Al Qaeda : Islam :: KKK to Protestantism?
Bradley Kuhn asks, “When will my fellow USAmericans finally grok this simple analogy?: Al-Qaeda is to Islam as the Ku Klux Klan is to Christian Protestantism.”
Probably, around the same time they start calling themselves USAmericans.
I’m not sure the analogy is perfect — they seldom are — but it’s a pretty good way of conceptualizing the issue.
Really? What silliness. First, this comparison fails on theological grounds. Al-Qaeda bases it’s actions on a draconian, but decidedly mainstream, interpretation of Islamic teachings and law. The KKK does no such thing. The inverted pyramid accompanying this piece is a convenient way to mask this very pertinent point. The KKK has no link at all to any aspect of Christianity, protestant or otherwise, while al-Qaeda is quite well founded in mainstream Middle Eastern Islamic theology. Not even the most religiously conservative pastor preaches anything like the garbage pushed by the KKK. This isn’t a comparison; it’s a slander.
These attempts at equating Islam to all other religiions are getting more stretched all the time. Yes, every religion has its extremists but just which Christian Protestant religion has the violent elimination of all other religions stipulated in its holy book?
I wonder how many African-Americans would agree with the analogy?
Ridiculous analogy. While certainly many in the KKK may have been raised in protestant homes, the organization was formed in the after math of the Civil War to fight against blacks. The KKK couldn’t care less if a black guy was a faithful, weekly church going protestant. Protestant churches did not funnel money to the KKK. Al Qaeda is a group of Islamists who want to kill people for not holding the same religious beliefs that they hold. Various “moderate” muslem churches have been linked to funding of terrorists including AQ. Both groups were/are evil, but the connection with religion is very different between the two groups.
Wow, touched a nerve there, didn’t we?
Matt,
You’re kidding, right? William J. Simmons was a Methodist preacher before he refounded the Klan in 1915, and support for Protestantism against Catholicism, Islam, and Judaism as a matter of religious belief were among the major tenets of the refounded Klan.
I’d certainly be interested in hearing a more fleshed-out explanation of this. As it is it just sounds puzzling to me.

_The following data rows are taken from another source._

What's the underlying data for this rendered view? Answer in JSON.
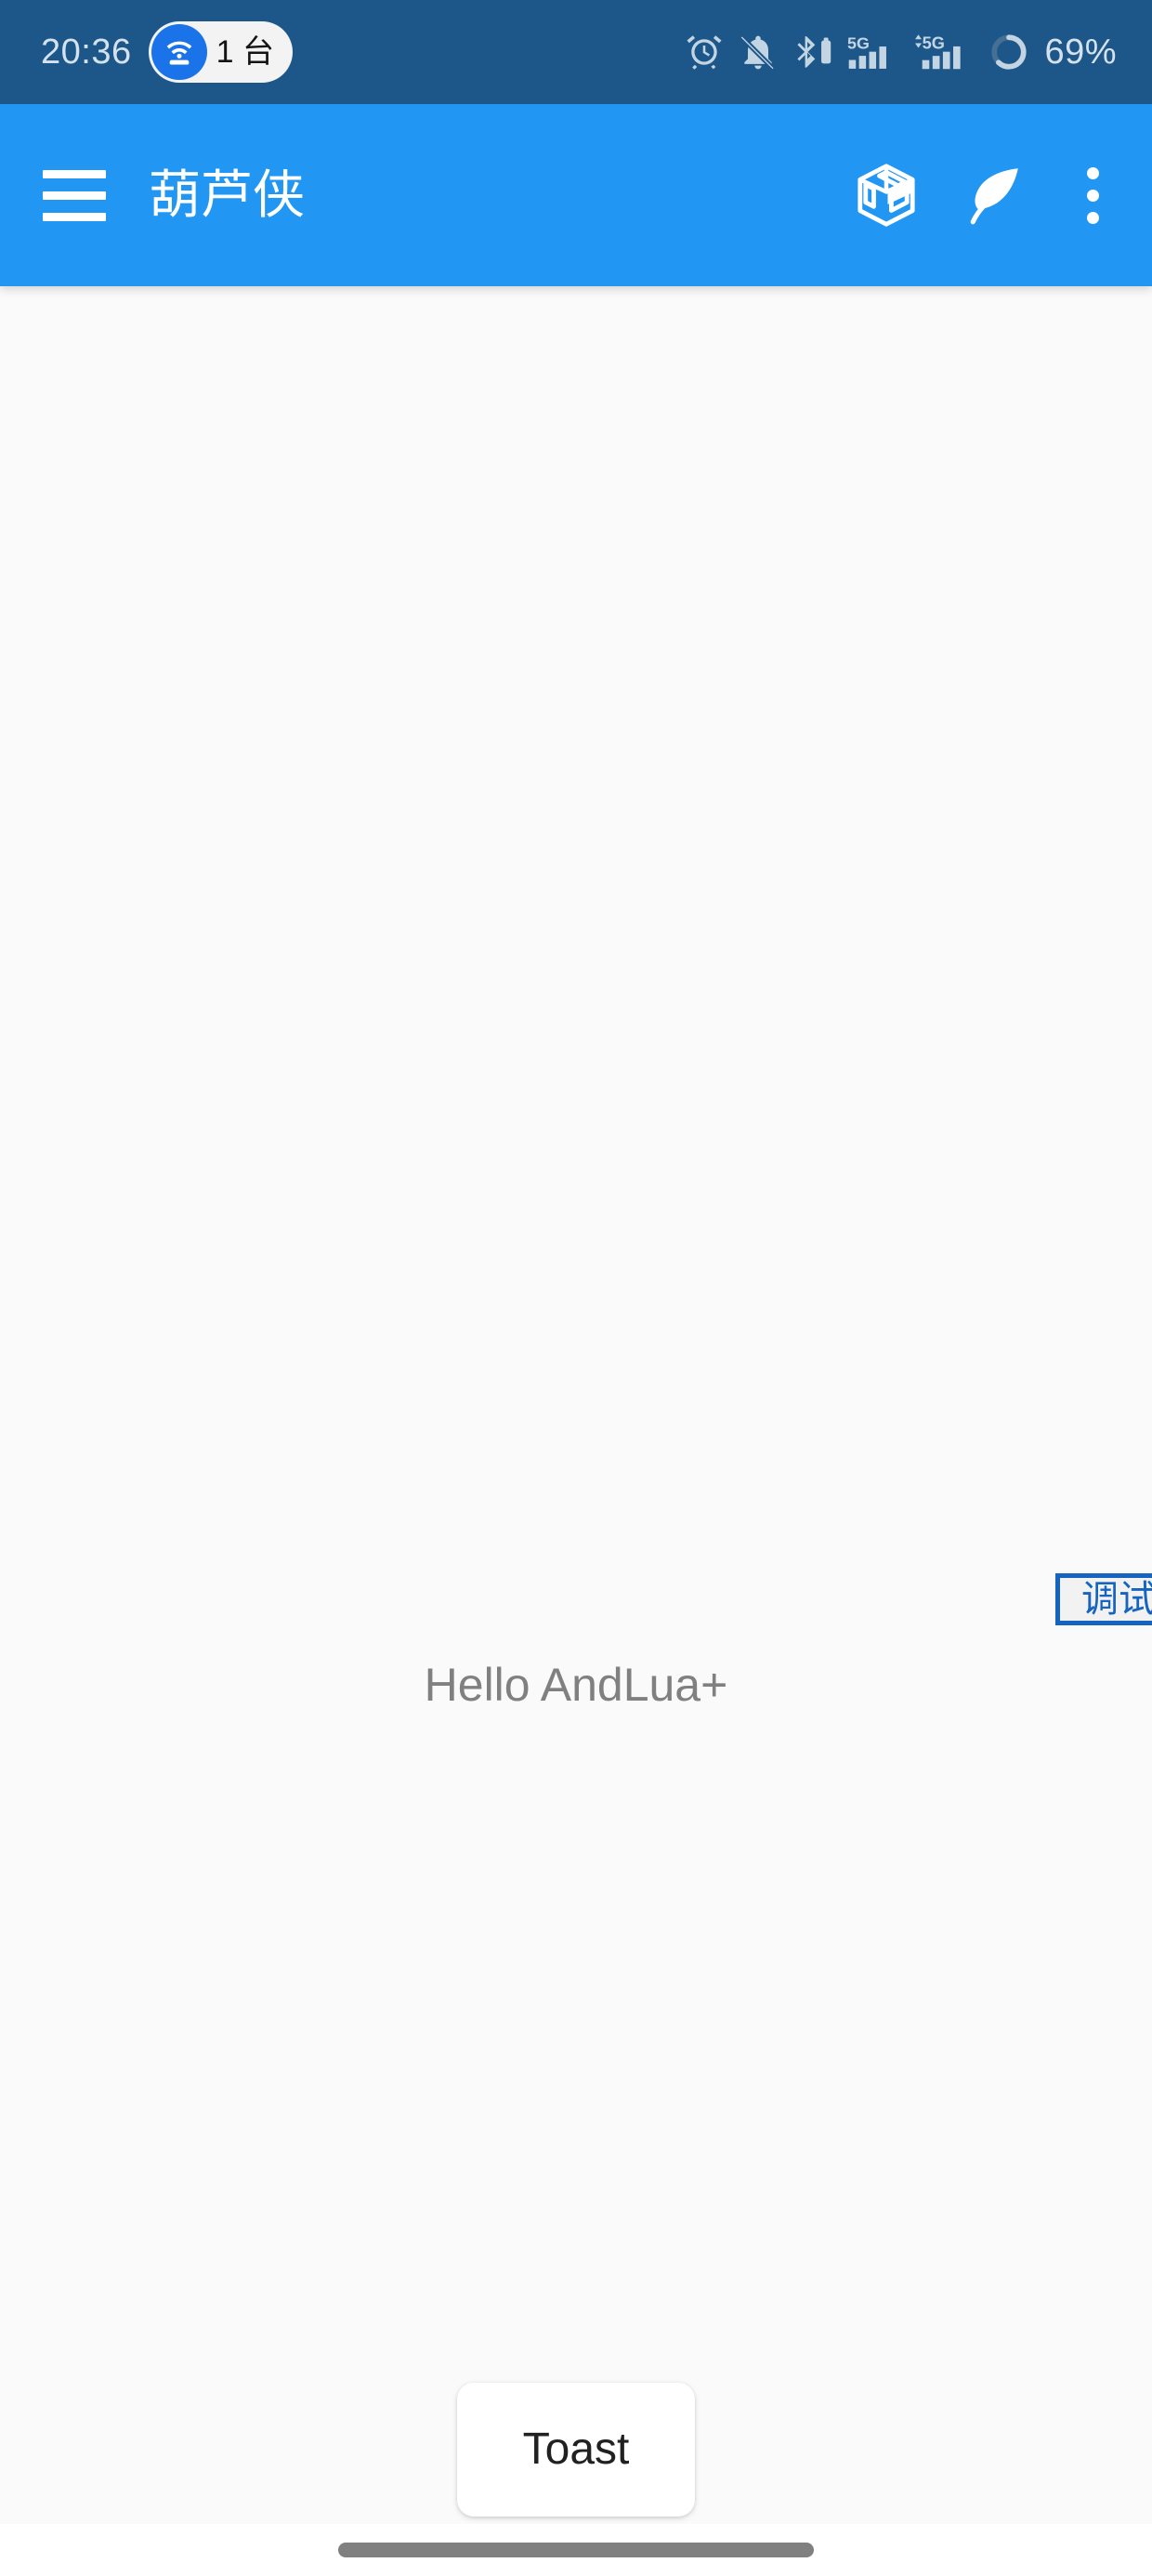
{
  "colors": {
    "status_bar_bg": "#1d5789",
    "app_bar_bg": "#2196f3",
    "content_bg": "#fafafa",
    "accent_blue": "#1a73e8",
    "debug_border": "#1565c0",
    "hello_text": "#808080",
    "nav_pill": "#808080"
  },
  "status_bar": {
    "clock": "20:36",
    "hotspot_chip": {
      "icon": "wifi-hotspot-icon",
      "label": "1 台"
    },
    "icons": [
      "alarm-clock-icon",
      "notifications-muted-icon",
      "bluetooth-battery-icon",
      "signal-5g-icon",
      "signal-5g-data-icon",
      "battery-ring-icon"
    ],
    "battery_percent": "69%"
  },
  "app_bar": {
    "menu_icon": "hamburger-menu-icon",
    "title": "葫芦侠",
    "actions": [
      {
        "name": "package-box-icon"
      },
      {
        "name": "leaf-icon"
      },
      {
        "name": "overflow-menu-icon"
      }
    ]
  },
  "content": {
    "hello_label": "Hello AndLua+",
    "debug_button_label": "调试",
    "toast_button_label": "Toast"
  },
  "nav_bar": {
    "gesture_pill": "home-gesture-pill"
  }
}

For example, Episcopalianism and Lutheranism are both Protestant Christian denominations. Do they have a history of supporting the KKK? KKK among their members? For Episcopalians, membership in the Lions Club—yes. Membership in the KKK? Not so much.
In many ways different Christian denominations are proxies for class and ethnicity and I think it’s possible that there are cleavages of class and ethnicity that make one more or less inclined to support the KKK.
Note, however, that the original author doesn’t say Christianity but Protestant Christianity. That may just betray an ignorance of the distinctions within Protestant Christianity. I usually distinguish between orthodox Christianity (Catholicism, Orthodox, Episcopalianism, Lutheranism) and various sorts of nonconformist Christianity (Methodists, Baptists, etc.).
That may well be the case of violent Islamist radicalism as well. If variants of Islam are in fact proxies for class and ethnicity, are some classes/ethnicities more inclined to support violent radical Islamism? Beats me but somebody else might have a more informed opinion.
Knapp, your post just proves your thought processes. William J. Simmons represents who? Methodists or the KKIK? Methodist chruches supported Simmons teachings how? How many of the sects of Christianity came together in support of Simmons? Somehow, I suspect Simmons was subject of criticism far more than Bin Ladin has been by Muslims. Alex, you have a bit in common with the author of the Wizard of Oz. Your writings are fiction and you have no problem creating strawmen.
After 9/11 there were populations of Muslims around the world who took to the streets and cheered wildly. I wonder if you notice how few air bursts of thermonuclear devises over those areas happened. While many Islamic nations stuggle to enter of 18th century with regard to their own developments, America is a technological leader. We have the power to do what Islam calls on its followers to do. That is to convert by force those who do not beieve the way they do. If we simply adopt part of their thinking onto our psyche, they would soon abandon their beliefs or face elimination, freeing vast areas of land for development by people not seeking to assert their believes onto others.
Wouldn’t the argument be that just as the KKK is a perversion of Christianity that purports to act in it’s name, al Qaeda is a perversion of Islam that purports to act in it’s name
I make a similar grouping, which I call High Church and Low Church. But, yes, I agree that it’s not Protestantism but certain sects within it, which are so interwoven with class and place as to make sussing out the contribution of each very difficult.
Is the same true of Islam and propensity to jihadi radicalism?
Simmons preached in a confessional that was created by the Civil War (Southern Methodist) and then he was kicked out of it.
Alex, please explain what more Christians, non-Southern Methodists, or perhaps even Southern Methodists have to account for for the creation of the (second) KKK? Are African-American Methodists (AME) responsible for the KKK?
The responses concerning Islam are pretty bad in this thread
Check out Scott Atran for an actual informed opinion on terrorism and Islam. All of you are so far off base it’s not even funny, on both sides.
@PD –
I’m just pointing out that there was, in fact, a religious basis for the (second) KKK. Of course, Simmons’ relationship with Methodism is about the same as bin Laden’s relationship with mainstream Islam. That’s the point….
All the Christians who got offended by this analogy now begin to understand how moderate Muslims feel about being forced to move their mosques based on what happened on 9/11.
You don’t like being compared to the KKK; they don’t like being compared to al Qaeda. Neither comparison sheds light on a true understanding of the majority of the faith.
That’s the point.
@Matt
“The KKK has no link at all to any aspect of Christianity, protestant or otherwise,”
I dunno know, dude, somebody didn’t get the message:
But more seriously, connecting the KKK to American Protestantism is not that farfetched. The essential characteristic of American Protestantism, especially in the South, is its inchoateness: it is continually in a state of becoming. All one needs to do to start a church is, well, start a church. I don’t think one can say that there is any firm doctrine, apart from a belief in Jesus as Redeemer, that informs every single Protestant church in the United States. For example, look into the differences between PreTrib and PostTrib theologies. Jesus might be the foundation, but, Lord, there are many, many, many mansions built on that foundation. Probably the best book I ever read on what one might call the Varieties of Protestant Religious Experience in the South (where the Klan was born) is Flannery O’Conner’s Wise Blood. Read it and you can see why the Klan could be connected to some interpretation of Christianity (not that the book is in any way whatsoever about the Klan).